According to the team from MIT, a reason why research into solid electrolytes has been so challenging is due to incorrect interpretation of how these batteries fail.
This from MIT:
The problem, according to this study, is that researchers have been focusing on the wrong properties in their search for a solid electrolyte material. The prevailing idea was that the material’s firmness or squishiness (a property called shear modulus) determined whether dendrites could penetrate into the electrolyte. But the new analysis showed that it’s the smoothness of the surface that matters most.

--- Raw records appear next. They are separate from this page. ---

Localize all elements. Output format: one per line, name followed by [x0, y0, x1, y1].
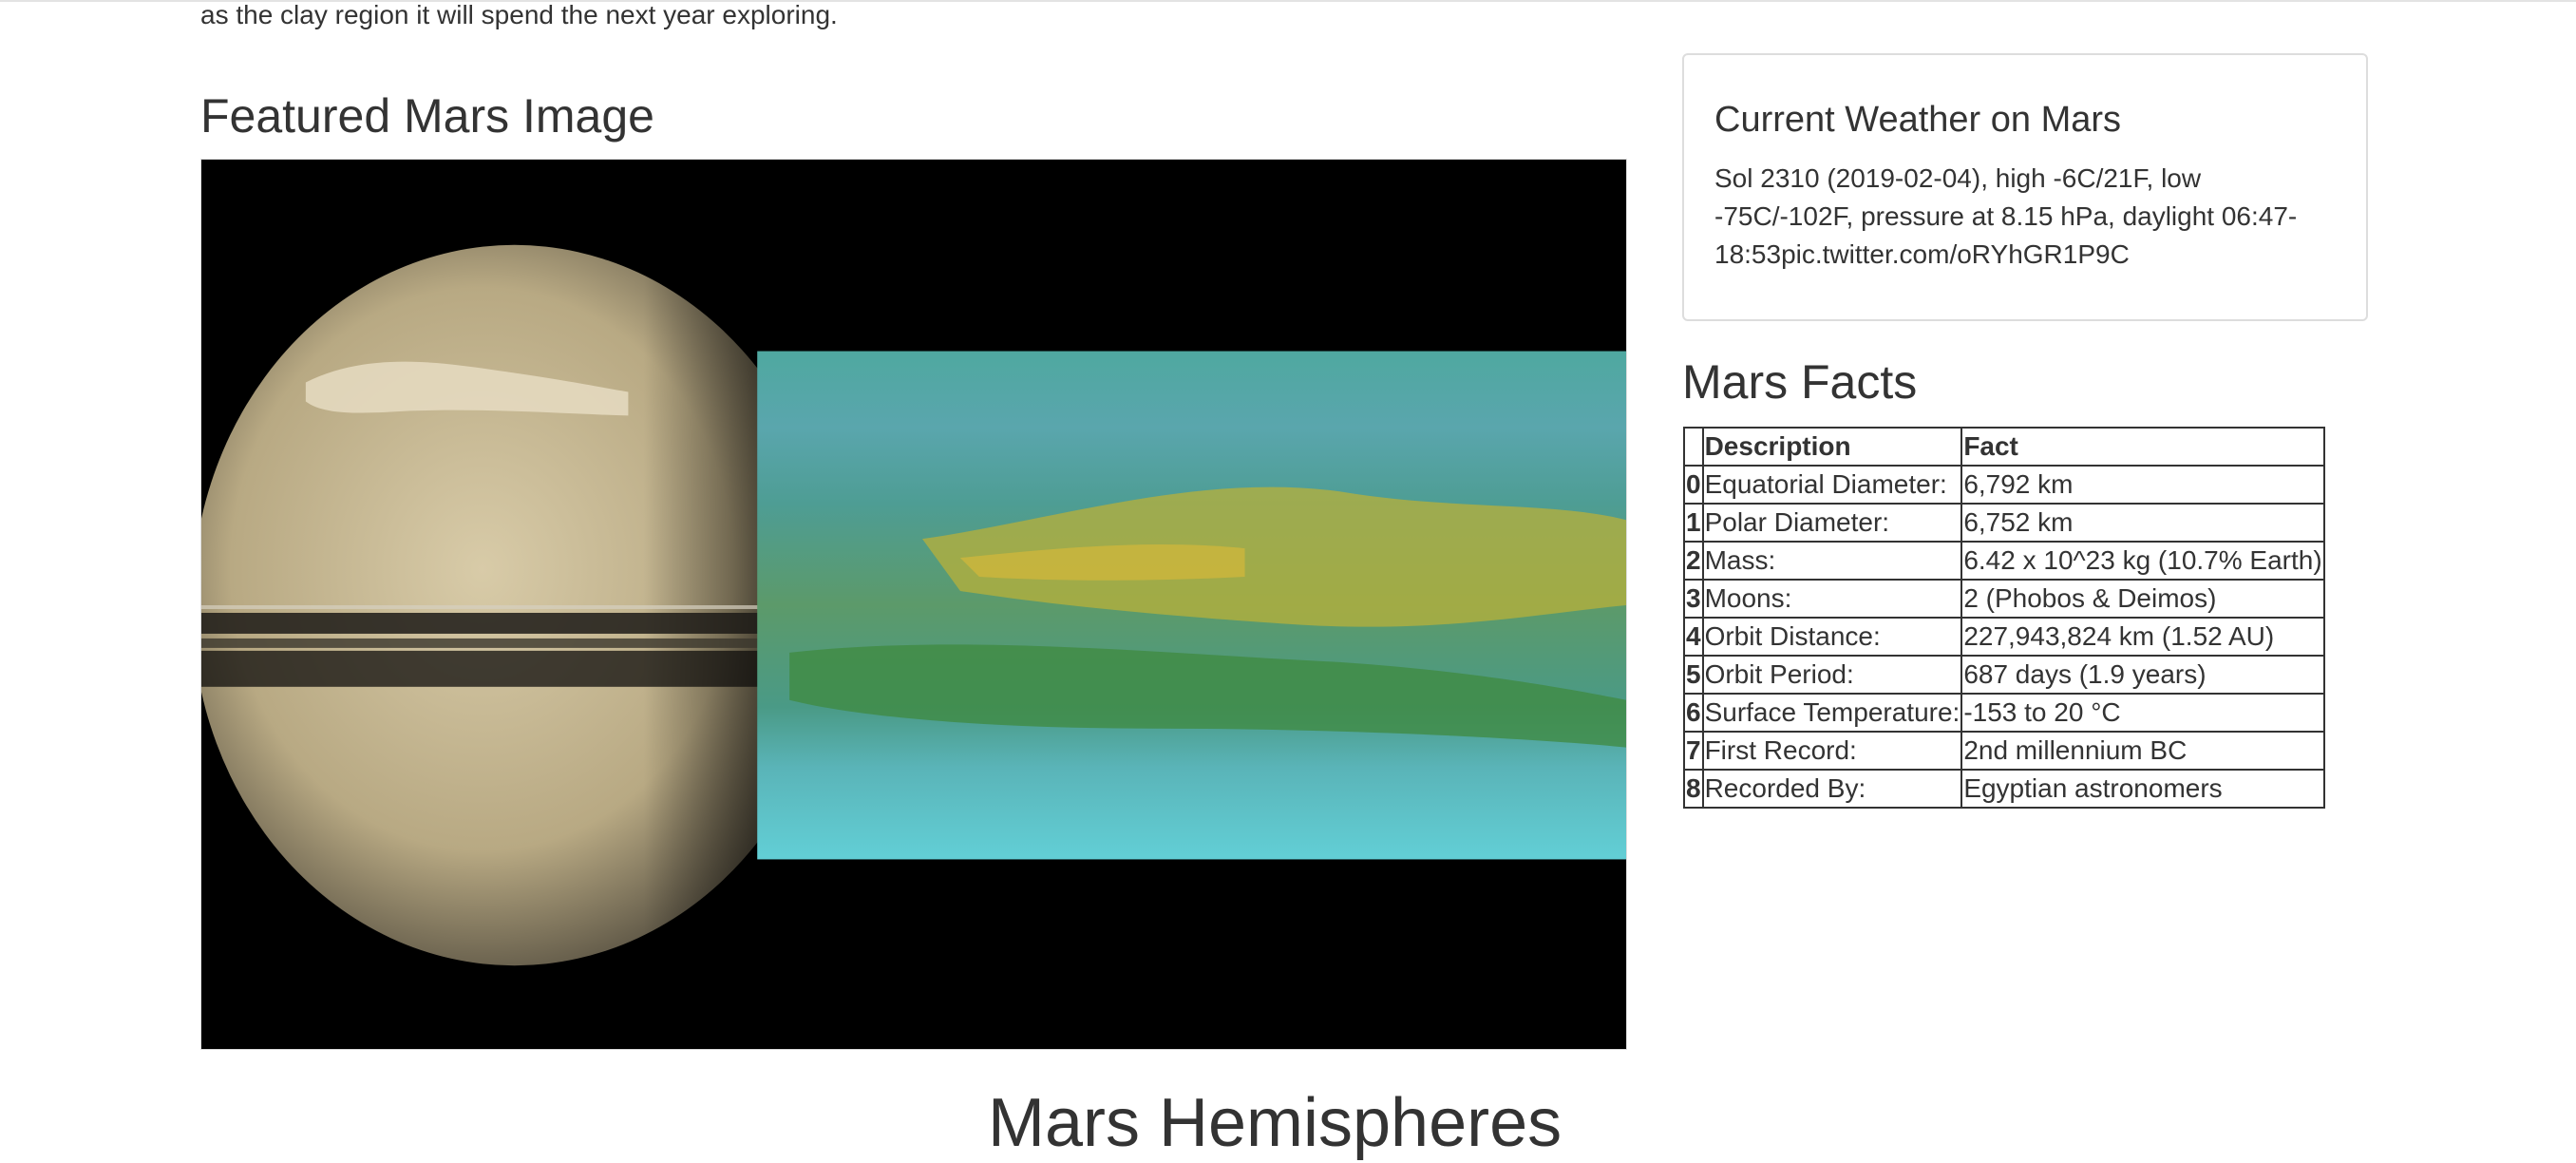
weather-card: Current Weather on Mars Sol 2310 (2019-0… — [1682, 53, 2368, 321]
row-index: 6 — [1683, 693, 1704, 733]
row-description: Polar Diameter: — [1701, 503, 1963, 543]
row-fact: 2 (Phobos & Deimos) — [1960, 579, 2325, 619]
table-row: 5 Orbit Period: 687 days (1.9 years) — [1683, 655, 2325, 695]
mars-facts-title: Mars Facts — [1682, 355, 1918, 409]
table-header-row: Description Fact — [1683, 427, 2325, 467]
row-fact: 687 days (1.9 years) — [1960, 655, 2325, 695]
row-index: 1 — [1683, 503, 1704, 543]
row-description: Surface Temperature: — [1701, 693, 1963, 733]
table-row: 7 First Record: 2nd millennium BC — [1683, 731, 2325, 771]
row-fact: Egyptian astronomers — [1960, 769, 2325, 809]
table-row: 6 Surface Temperature: -153 to 20 °C — [1683, 693, 2325, 733]
table-row: 4 Orbit Distance: 227,943,824 km (1.52 A… — [1683, 617, 2325, 657]
row-fact: 227,943,824 km (1.52 AU) — [1960, 617, 2325, 657]
row-description: Orbit Distance: — [1701, 617, 1963, 657]
row-description: Equatorial Diameter: — [1701, 465, 1963, 505]
row-fact: 6,752 km — [1960, 503, 2325, 543]
row-index: 3 — [1683, 579, 1704, 619]
row-index: 4 — [1683, 617, 1704, 657]
mars-hemispheres-title: Mars Hemispheres — [988, 1085, 1563, 1161]
table-row: 0 Equatorial Diameter: 6,792 km — [1683, 465, 2325, 505]
weather-text: Sol 2310 (2019-02-04), high -6C/21F, low… — [1714, 163, 2298, 269]
row-index: 0 — [1683, 465, 1704, 505]
row-fact: -153 to 20 °C — [1960, 693, 2325, 733]
featured-image-graphic — [201, 160, 1626, 1049]
row-fact: 6.42 x 10^23 kg (10.7% Earth) — [1960, 541, 2325, 581]
featured-mars-image[interactable] — [200, 159, 1627, 1050]
row-description: Mass: — [1701, 541, 1963, 581]
weather-title: Current Weather on Mars — [1714, 100, 2122, 140]
row-description: First Record: — [1701, 731, 1963, 771]
row-index: 2 — [1683, 541, 1704, 581]
row-description: Moons: — [1701, 579, 1963, 619]
row-index: 7 — [1683, 731, 1704, 771]
featured-image-title: Featured Mars Image — [200, 89, 654, 143]
table-row: 3 Moons: 2 (Phobos & Deimos) — [1683, 579, 2325, 619]
row-fact: 2nd millennium BC — [1960, 731, 2325, 771]
row-index: 8 — [1683, 769, 1704, 809]
table-row: 8 Recorded By: Egyptian astronomers — [1683, 769, 2325, 809]
intro-text: as the clay region it will spend the nex… — [200, 0, 838, 29]
row-description: Recorded By: — [1701, 769, 1963, 809]
header-description: Description — [1701, 427, 1963, 467]
row-description: Orbit Period: — [1701, 655, 1963, 695]
table-row: 2 Mass: 6.42 x 10^23 kg (10.7% Earth) — [1683, 541, 2325, 581]
row-index: 5 — [1683, 655, 1704, 695]
header-fact: Fact — [1960, 427, 2325, 467]
header-index — [1683, 427, 1704, 467]
row-fact: 6,792 km — [1960, 465, 2325, 505]
mars-facts-table: Description Fact 0 Equatorial Diameter: … — [1683, 427, 2325, 809]
table-row: 1 Polar Diameter: 6,752 km — [1683, 503, 2325, 543]
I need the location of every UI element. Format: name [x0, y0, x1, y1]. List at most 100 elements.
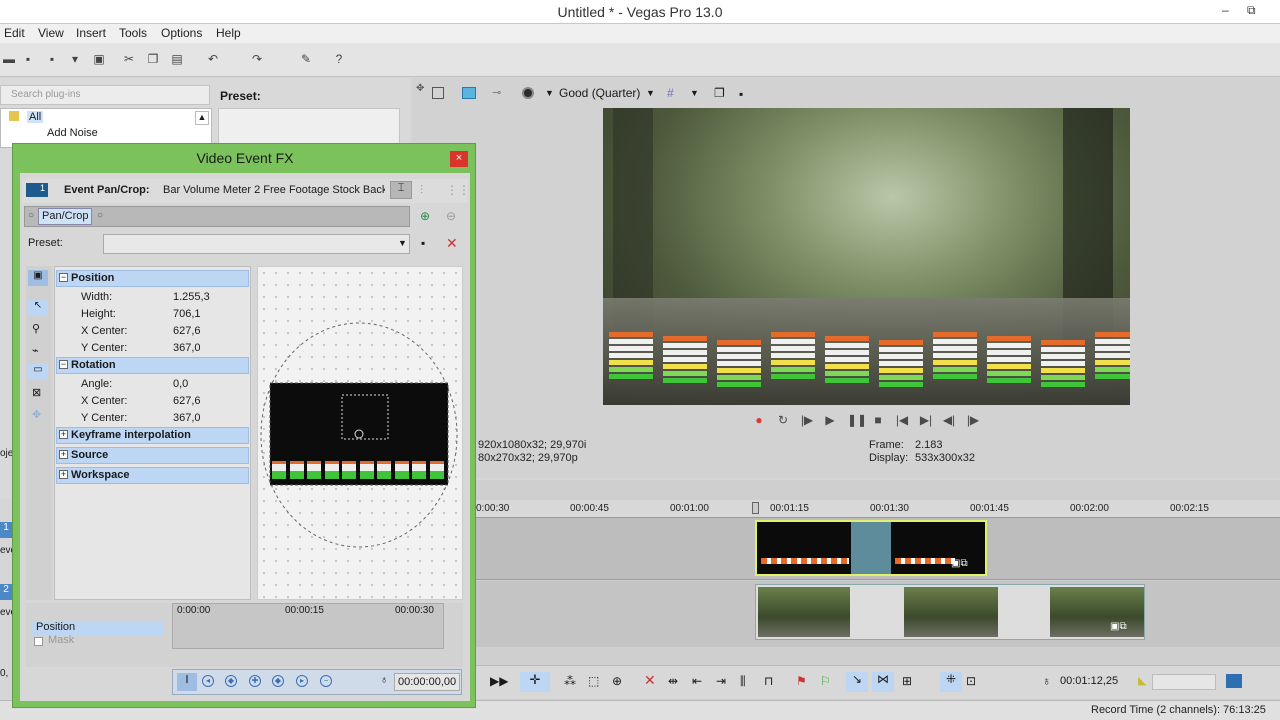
overlays-dropdown-icon[interactable]: ▼	[545, 88, 554, 98]
remove-fx-icon[interactable]: ⊖	[446, 209, 456, 223]
fx-timecode[interactable]: 00:00:00,00	[394, 673, 460, 691]
paste-icon[interactable]: ▤	[170, 52, 184, 66]
event-fx-icon[interactable]: ▣⧉	[951, 558, 968, 569]
grid-dropdown-icon[interactable]: ▼	[690, 88, 699, 98]
previous-keyframe-icon[interactable]: ◆	[225, 675, 237, 687]
fx-chain-item-pan-crop[interactable]: Pan/Crop	[38, 208, 92, 225]
section-rotation[interactable]: − Rotation	[56, 357, 249, 374]
scroll-up-icon[interactable]: ▲	[195, 111, 209, 125]
quality-dropdown-icon[interactable]: ▼	[646, 88, 655, 98]
prop-value[interactable]: 627,6	[173, 395, 201, 407]
expand-icon[interactable]: +	[59, 470, 68, 479]
grid-view-icon[interactable]: ⋮⋮	[446, 183, 470, 197]
play-from-start-icon[interactable]: |▶	[800, 413, 814, 427]
prop-rotation-y-center[interactable]: Y Center: 367,0	[56, 410, 249, 427]
prop-rotation-x-center[interactable]: X Center: 627,6	[56, 393, 249, 410]
section-position[interactable]: − Position	[56, 270, 249, 287]
properties-icon[interactable]: ▣	[92, 52, 106, 66]
trim-end-icon[interactable]: ⇥	[716, 674, 726, 688]
fx-plugin-chip[interactable]: 1	[26, 183, 48, 197]
section-workspace[interactable]: + Workspace	[56, 467, 249, 484]
copy-snapshot-icon[interactable]: ❐	[714, 86, 725, 100]
save-icon[interactable]: ▪	[21, 52, 35, 66]
prop-y-center[interactable]: Y Center: 367,0	[56, 340, 249, 357]
fx-close-button[interactable]: ×	[450, 151, 468, 167]
video-event-footage[interactable]: ▣⧉	[755, 584, 1145, 640]
pane-dock-icon[interactable]: ✥	[416, 83, 424, 94]
sync-cursor-icon[interactable]: ⌶	[390, 181, 412, 199]
lock-envelopes-icon[interactable]: ⁜	[940, 672, 962, 692]
last-keyframe-icon[interactable]: ▸	[296, 675, 308, 687]
menu-edit[interactable]: Edit	[4, 26, 25, 40]
undo-icon[interactable]: ↶	[206, 52, 220, 66]
properties-preview-icon[interactable]	[432, 87, 444, 99]
section-source[interactable]: + Source	[56, 447, 249, 464]
section-keyframe-interpolation[interactable]: + Keyframe interpolation	[56, 427, 249, 444]
open-icon[interactable]: ▬	[2, 52, 16, 66]
lock-aspect-icon[interactable]: ▭	[28, 364, 48, 380]
trim-icon[interactable]: ⇹	[668, 674, 678, 688]
prop-value[interactable]: 367,0	[173, 342, 201, 354]
menu-help[interactable]: Help	[216, 26, 241, 40]
stop-icon[interactable]: ■	[871, 413, 885, 427]
keyframe-view-icon[interactable]: ⫶	[420, 183, 423, 198]
kf-track-mask[interactable]: Mask	[32, 634, 164, 648]
kf-track-position[interactable]: Position	[32, 621, 164, 635]
save-as-icon[interactable]: ▪	[45, 52, 59, 66]
selection-tool-icon[interactable]: ⬚	[588, 674, 599, 688]
split-screen-icon[interactable]: ⊸	[492, 86, 501, 99]
restore-button[interactable]: ⧉	[1247, 3, 1256, 18]
trim-start-icon[interactable]: ⇤	[692, 674, 702, 688]
normal-edit-tool-icon[interactable]: ↖	[28, 300, 48, 316]
fx-preset-select[interactable]: ▼	[103, 234, 410, 254]
prop-value[interactable]: 627,6	[173, 325, 201, 337]
track-number-2[interactable]: 2	[0, 584, 12, 600]
redo-icon[interactable]: ↷	[250, 52, 264, 66]
first-keyframe-icon[interactable]: ◂	[202, 675, 214, 687]
menu-insert[interactable]: Insert	[76, 26, 106, 40]
auto-crossfade-icon[interactable]: ⋈	[872, 672, 894, 692]
play-timeline-icon[interactable]: ▶▶	[490, 674, 508, 688]
loop-icon[interactable]: ↻	[776, 413, 790, 427]
plugin-search-input[interactable]: Search plug-ins	[0, 85, 210, 105]
minimize-button[interactable]: –	[1222, 3, 1229, 17]
mask-checkbox[interactable]	[34, 637, 43, 646]
pause-icon[interactable]: ❚❚	[847, 413, 867, 427]
scene-icon[interactable]	[1226, 674, 1242, 688]
overlays-icon[interactable]	[522, 87, 534, 99]
tree-item-add-noise[interactable]: Add Noise	[47, 127, 98, 139]
playhead-marker[interactable]	[752, 502, 759, 514]
collapse-icon[interactable]: −	[59, 273, 68, 282]
prop-value[interactable]: 1.255,3	[173, 291, 210, 303]
menu-tools[interactable]: Tools	[119, 26, 147, 40]
marker-icon[interactable]: ⚑	[796, 674, 807, 688]
selection-length-field[interactable]	[1152, 674, 1216, 690]
preview-quality-select[interactable]: Good (Quarter)	[559, 86, 640, 100]
zoom-edit-tool-icon[interactable]: ⚲	[32, 322, 40, 335]
prop-value[interactable]: 367,0	[173, 412, 201, 424]
track-number-1[interactable]: 1	[0, 522, 12, 538]
snapping-icon[interactable]: ↘	[846, 672, 868, 692]
prop-height[interactable]: Height: 706,1	[56, 306, 249, 323]
expand-icon[interactable]: +	[59, 450, 68, 459]
region-icon[interactable]: ⚐	[820, 674, 831, 688]
external-monitor-icon[interactable]	[462, 87, 476, 99]
go-to-start-icon[interactable]: |◀	[895, 413, 909, 427]
prop-value[interactable]: 0,0	[173, 378, 188, 390]
brush-icon[interactable]: ✎	[299, 52, 313, 66]
timeline-ruler[interactable]: 0:00:30 00:00:45 00:01:00 00:01:15 00:01…	[470, 500, 1280, 518]
copy-icon[interactable]: ❐	[146, 52, 160, 66]
delete-preset-icon[interactable]: ✕	[446, 235, 458, 252]
next-keyframe-icon[interactable]: ◆	[272, 675, 284, 687]
menu-view[interactable]: View	[38, 26, 64, 40]
tree-item-all[interactable]: All	[27, 111, 44, 123]
record-icon[interactable]: ●	[752, 413, 766, 427]
delete-keyframe-icon[interactable]: −	[320, 675, 332, 687]
ignore-grouping-icon[interactable]: ⊡	[966, 674, 976, 688]
keyframe-timeline[interactable]: 0:00:00 00:00:15 00:00:30	[172, 603, 444, 649]
plugin-tree[interactable]: All Add Noise ▲	[0, 108, 212, 148]
collapse-icon[interactable]: −	[59, 360, 68, 369]
cut-icon[interactable]: ✂	[122, 52, 136, 66]
ripple-icon[interactable]: ⊞	[902, 674, 912, 688]
lock-icon[interactable]: ⊓	[764, 674, 773, 688]
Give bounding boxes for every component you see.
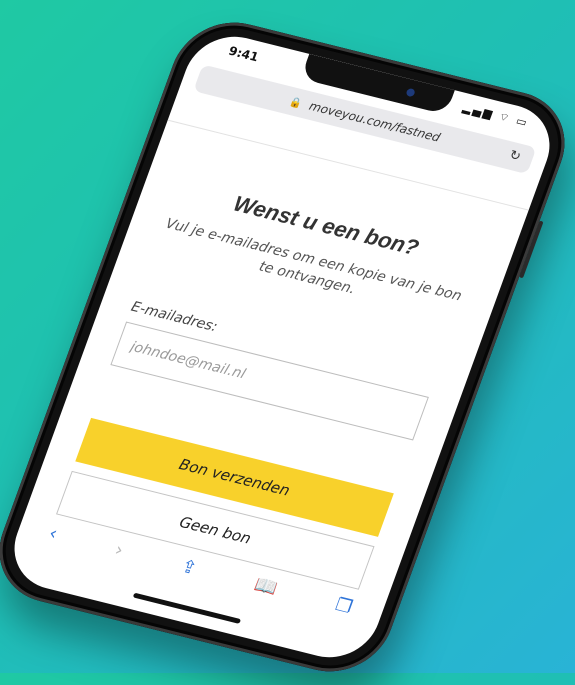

Microscopic nicks and scratches on the electrolyte’s surface can provide a toehold for the metallic deposits to begin to force their way in, the researchers found.
“The formation of dendrites, leading to eventual short-circuit failures, has been the main reason that lithium-metal rechargeable batteries have not been possible,” says Yet-Ming Chiang, co-author of the research and winner of the 2012 ECS Battery Division Technology Award.
According to Chiang, researchers focusing on solid electrolytes should be looking at the quality of the surfaces, making sure they are smooth and defect-free.
“I believe that this high-quality and novel work will reset the thinking about how to engineer practical lithium metal solid-state batteries,” says ECS member Alan Luntz, a consulting professor for metal-air battery research at Stanford University, who was not involved in this research. “The authors have shown that a different mechanism governs lithium metal shorting in lithium solid-state batteries than in liquid or polymer lithium metal batteries where dendrites form. This implies that if lithium metal solid-state batteries are ever to have practical current densities, then careful minimization of all structural defects at the lithium metal and electrolyte interface is essential. I consider it to be an extremely important contribution to the goal of developing practical and safe all solid-state batteries.”